L’opération combine neuf immeubles plots implantés en retrait de la rue.
L’opération combine neuf immeubles plots implantés en retrait de la rue.
À l’intérieur de l’îlot, l’espace partagé est traité comme une grande prairie.
À l’intérieur de l’îlot, l’espace partagé est traité comme une grande prairie.

Des immeubles plots dans un quartier en mutation

L’opération de la caserne Faucher a pris place à proximité de cet équipement prestigieux, aujourd’hui labellisé au titre du patrimoine du xxe siècle. Composée de 56 logements sociaux, elle participe à la restructuration globale du quartier en répondant aux ambitions de densification du centre-ville affichées par l’agglomération bordelaise pour lutter contre l’étalement urbain.

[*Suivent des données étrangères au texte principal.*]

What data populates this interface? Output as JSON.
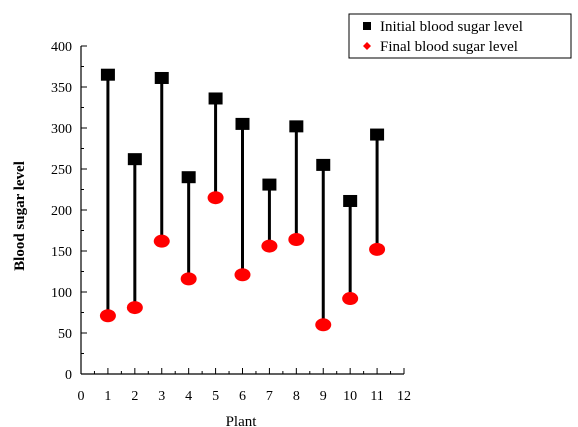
{
  "chart_data": {
    "type": "scatter",
    "subtype": "dumbbell",
    "xlabel": "Plant",
    "ylabel": "Blood sugar level",
    "xlim": [
      0,
      12
    ],
    "ylim": [
      0,
      400
    ],
    "xticks": [
      0,
      1,
      2,
      3,
      4,
      5,
      6,
      7,
      8,
      9,
      10,
      11,
      12
    ],
    "yticks": [
      0,
      50,
      100,
      150,
      200,
      250,
      300,
      350,
      400
    ],
    "grid": false,
    "legend_position": "top-right",
    "x": [
      1,
      2,
      3,
      4,
      5,
      6,
      7,
      8,
      9,
      10,
      11
    ],
    "series": [
      {
        "name": "Initial blood sugar level",
        "marker": "square",
        "color": "#000000",
        "values": [
          365,
          262,
          361,
          240,
          336,
          305,
          231,
          302,
          255,
          211,
          292
        ]
      },
      {
        "name": "Final blood sugar level",
        "marker": "circle",
        "color": "#ff0000",
        "values": [
          71,
          81,
          162,
          116,
          215,
          121,
          156,
          164,
          60,
          92,
          152
        ]
      }
    ]
  }
}
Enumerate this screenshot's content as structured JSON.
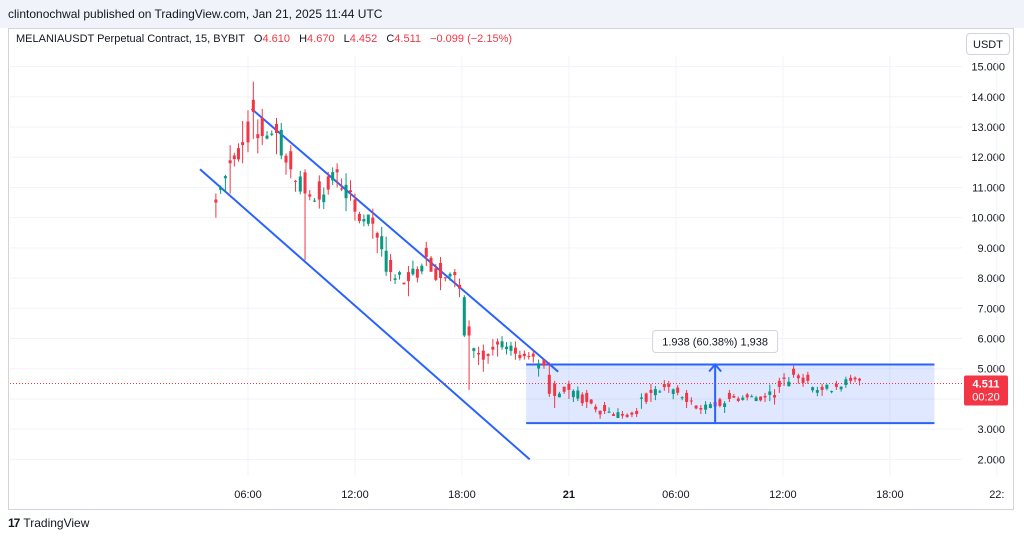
{
  "header": {
    "published": "clintonochwal published on TradingView.com, Jan 21, 2025 11:44 UTC"
  },
  "legend": {
    "symbol": "MELANIAUSDT Perpetual Contract, 15, BYBIT",
    "o_label": "O",
    "o": "4.610",
    "h_label": "H",
    "h": "4.670",
    "l_label": "L",
    "l": "4.452",
    "c_label": "C",
    "c": "4.511",
    "change": "−0.099 (−2.15%)"
  },
  "price_scale": {
    "unit": "USDT",
    "current_price": "4.511",
    "countdown": "00:20"
  },
  "measure_label": "1.938 (60.38%) 1,938",
  "footer": {
    "brand": "TradingView"
  },
  "colors": {
    "up": "#089981",
    "down": "#f23645",
    "line": "#2962ff",
    "price_line": "#f23645"
  },
  "chart_data": {
    "type": "candlestick",
    "y_axis": {
      "ticks": [
        "2.000",
        "3.000",
        "4.000",
        "5.000",
        "6.000",
        "7.000",
        "8.000",
        "9.000",
        "10.000",
        "11.000",
        "12.000",
        "13.000",
        "14.000",
        "15.000"
      ],
      "range": [
        1.45,
        15.35
      ]
    },
    "x_axis": {
      "ticks": [
        "06:00",
        "12:00",
        "18:00",
        "21",
        "06:00",
        "12:00",
        "18:00",
        "22:"
      ],
      "range_hours": [
        0,
        48
      ]
    },
    "anchors": [
      [
        4.2,
        10.5,
        10.6,
        10.0,
        10.8
      ],
      [
        5.0,
        11.8,
        11.9,
        10.8,
        12.4
      ],
      [
        5.7,
        12.4,
        12.5,
        11.8,
        13.2
      ],
      [
        6.3,
        13.5,
        13.9,
        12.6,
        14.5
      ],
      [
        6.8,
        12.7,
        13.3,
        12.4,
        13.6
      ],
      [
        7.6,
        12.8,
        13.1,
        12.1,
        13.3
      ],
      [
        8.4,
        11.6,
        12.2,
        11.3,
        12.4
      ],
      [
        9.2,
        10.8,
        11.5,
        8.6,
        11.6
      ],
      [
        10.0,
        10.6,
        11.2,
        10.3,
        11.4
      ],
      [
        11.0,
        11.5,
        11.6,
        11.0,
        11.8
      ],
      [
        12.0,
        10.2,
        10.6,
        9.9,
        10.8
      ],
      [
        13.0,
        9.8,
        10.0,
        9.3,
        10.3
      ],
      [
        14.0,
        8.2,
        8.6,
        7.9,
        8.8
      ],
      [
        15.0,
        7.9,
        8.2,
        7.4,
        8.4
      ],
      [
        16.0,
        8.7,
        9.0,
        8.4,
        9.2
      ],
      [
        16.8,
        8.0,
        8.5,
        7.6,
        8.7
      ],
      [
        17.6,
        8.1,
        8.2,
        7.7,
        8.3
      ],
      [
        18.4,
        6.1,
        6.4,
        4.3,
        6.6
      ],
      [
        19.2,
        5.3,
        5.6,
        4.9,
        5.8
      ],
      [
        20.0,
        5.8,
        5.9,
        5.4,
        6.0
      ],
      [
        21.0,
        5.5,
        5.7,
        5.3,
        5.9
      ],
      [
        22.0,
        5.4,
        5.5,
        5.2,
        5.6
      ],
      [
        22.6,
        5.1,
        5.3,
        5.0,
        5.3
      ],
      [
        23.2,
        4.1,
        4.5,
        3.7,
        4.6
      ],
      [
        24.0,
        4.3,
        4.5,
        4.0,
        4.6
      ],
      [
        25.0,
        3.9,
        4.2,
        3.7,
        4.3
      ],
      [
        26.0,
        3.6,
        3.8,
        3.5,
        3.9
      ],
      [
        27.0,
        3.45,
        3.5,
        3.35,
        3.6
      ],
      [
        27.8,
        3.5,
        3.6,
        3.4,
        3.7
      ],
      [
        28.6,
        4.2,
        4.3,
        3.9,
        4.5
      ],
      [
        29.6,
        4.4,
        4.5,
        4.2,
        4.6
      ],
      [
        30.6,
        3.9,
        4.2,
        3.7,
        4.3
      ],
      [
        31.4,
        3.65,
        3.7,
        3.5,
        3.8
      ],
      [
        32.2,
        3.75,
        3.9,
        3.6,
        4.0
      ],
      [
        33.0,
        4.0,
        4.2,
        3.9,
        4.3
      ],
      [
        34.0,
        4.05,
        4.15,
        3.95,
        4.2
      ],
      [
        35.0,
        4.05,
        4.1,
        3.9,
        4.2
      ],
      [
        35.8,
        4.4,
        4.6,
        4.2,
        4.7
      ],
      [
        36.6,
        4.8,
        5.0,
        4.7,
        5.1
      ],
      [
        37.4,
        4.6,
        4.8,
        4.5,
        4.9
      ],
      [
        38.2,
        4.3,
        4.4,
        4.1,
        4.5
      ],
      [
        39.0,
        4.4,
        4.5,
        4.3,
        4.6
      ],
      [
        39.8,
        4.6,
        4.7,
        4.5,
        4.8
      ],
      [
        40.3,
        4.61,
        4.67,
        4.45,
        4.7
      ]
    ],
    "overlays": {
      "channel_upper": {
        "from": [
          6.2,
          13.6
        ],
        "to": [
          23.4,
          4.9
        ]
      },
      "channel_lower": {
        "from": [
          0,
          11.6
        ],
        "to": [
          21.8,
          2.0
        ]
      },
      "range_box": {
        "x_from": 21.6,
        "x_to": 44.5,
        "y_low": 3.2,
        "y_high": 5.14
      },
      "measure_arrow_x": 32.2,
      "current_price": 4.511
    }
  }
}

Dès l’origine du projet, l’acceptabilité d’une densité importante s’est imposée comme une des problématiques majeures de l’opération d’autant que la puissance publique autorisait la construction d’un front bâti continu de cinq niveaux au-dessus du sol naturel. Projetée sur un terrain d’angle bordé de maisons en bandes et d’échoppes, la proposition des architectes Leibar et Seigneurin y répond par l’implantation, en retrait de la voie, d’une volumétrie éclatée respectant la hauteur maximale réglementaire. En permettant d’adoucir très nettement la relation avec les maisons de ville se situant en vis-à-vis, ce parti n’utilise que partiellement le potentiel constructif et offre des logements sociaux de différentes tailles et d’une exceptionnelle qualité de vue, d’ensoleillement et « d’individualisation ».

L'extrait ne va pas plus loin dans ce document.